Pemandangan Alun-Alun Enghelab di pusat kota Teheran pada 25 Maret 2026. - AFP
Iran menolak rencana 15 poin dari Amerika Serikat yang bertujuan mengakhiri perang, dengan menyebut proposal tersebut sebagai “sangat maksimalis dan tidak masuk akal.”

Penolakan ini disampaikan melalui sumber diplomatik tingkat tinggi kepada Al Jazeera, Rabu (25/3).

“Itu tidak indah, bahkan di atas kertas,” ujar sumber tersebut—sebagaimana dikutip Al Jazeera—yang menggambarkan proposal AS sebagai sesuatu yang menyesatkan dalam penyajiannya.

Sumber itu menegaskan belum ada pembicaraan langsung antara Iran dan AS sejak perang dimulai, namun pesan telah dipertukarkan melalui sejumlah mediator. 

Bacaan Lainnya

Iran disebut memiliki pemahaman jelas tentang kondisi yang diperlukan untuk gencatan senjata dan apa yang akan ditolaknya.

Iran Ajukan Lima Syarat Sendiri

Saluran televisi berbahasa Inggris Iran, Press TV, mengutip seorang pejabat anonim yang menyatakan Iran akan mengakhiri perang ketika kondisinya sendiri terpenuhi. Pejabat itu memaparkan rencana lima poin Iran:

  1. Penghentian pembunuhan terhadap pejabat Iran
  2. Jaminan tidak ada perang lain yang dilancarkan terhadap Iran
  3. Reparasi atau ganti rugi atas kerusakan akibat perang
  4. Penghentian permusuhan
  5. Pengakuan atas kedaulatan Iran di Selat Hormuz
Mediasi Pakistan, Mesir, dan Turki

Menteri Luar Negeri Iran Abbas Araghchi menyatakan tidak ada negosiasi berlangsung antara Tehran dan Washington, namun AS mengirim pesan melalui berbagai mediator—yang menurutnya “tidak berarti negosiasi.”

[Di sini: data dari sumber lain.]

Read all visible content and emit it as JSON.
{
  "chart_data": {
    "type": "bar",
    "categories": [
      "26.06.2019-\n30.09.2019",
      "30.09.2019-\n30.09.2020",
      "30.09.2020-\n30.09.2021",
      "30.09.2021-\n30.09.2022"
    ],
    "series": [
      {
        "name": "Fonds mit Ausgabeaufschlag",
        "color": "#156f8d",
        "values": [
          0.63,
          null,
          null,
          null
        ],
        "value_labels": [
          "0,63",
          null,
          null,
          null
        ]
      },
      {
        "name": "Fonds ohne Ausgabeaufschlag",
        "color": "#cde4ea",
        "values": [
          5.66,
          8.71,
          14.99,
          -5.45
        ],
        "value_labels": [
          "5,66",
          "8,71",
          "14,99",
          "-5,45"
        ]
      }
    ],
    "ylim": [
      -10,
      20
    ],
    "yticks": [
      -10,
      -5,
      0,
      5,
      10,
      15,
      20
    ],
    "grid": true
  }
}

Para mediator disebut tengah mendorong pembicaraan langsung antara Iran dan AS pada akhir pekan ini di Pakistan. Pakistan, Mesir, dan Turki disebut berperan dalam menjembatani komunikasi.

AS Beri Peringatan Eskalasi Lebih Lanjut

Juru bicara Gedung Putih Karoline Leavitt memperingatkan bahwa Washington siap meningkatkan operasi militer jika diperlukan.

“Preferensi presiden selalu perdamaian. Tidak perlu ada lebih banyak kematian dan kehancuran,” ujar Leavitt kepada wartawan.

“Tetapi jika Iran gagal menerima realitas saat ini—jika mereka gagal memahami bahwa mereka telah dikalahkan secara militer dan akan terus dikalahkan—Presiden Trump akan memastikan mereka dipukul lebih keras dari sebelumnya,” tegasnya.

Perang Berlangsung Sebulan

Perang antara AS-Israel melawan Iran dimulai pada 28 Februari. Iran telah meluncurkan rudal dan drone ke berbagai target di kawasan Timur Tengah, termasuk fasilitas minyak dan gas di negara-negara Teluk, serta menutup de facto Selat Hormuz.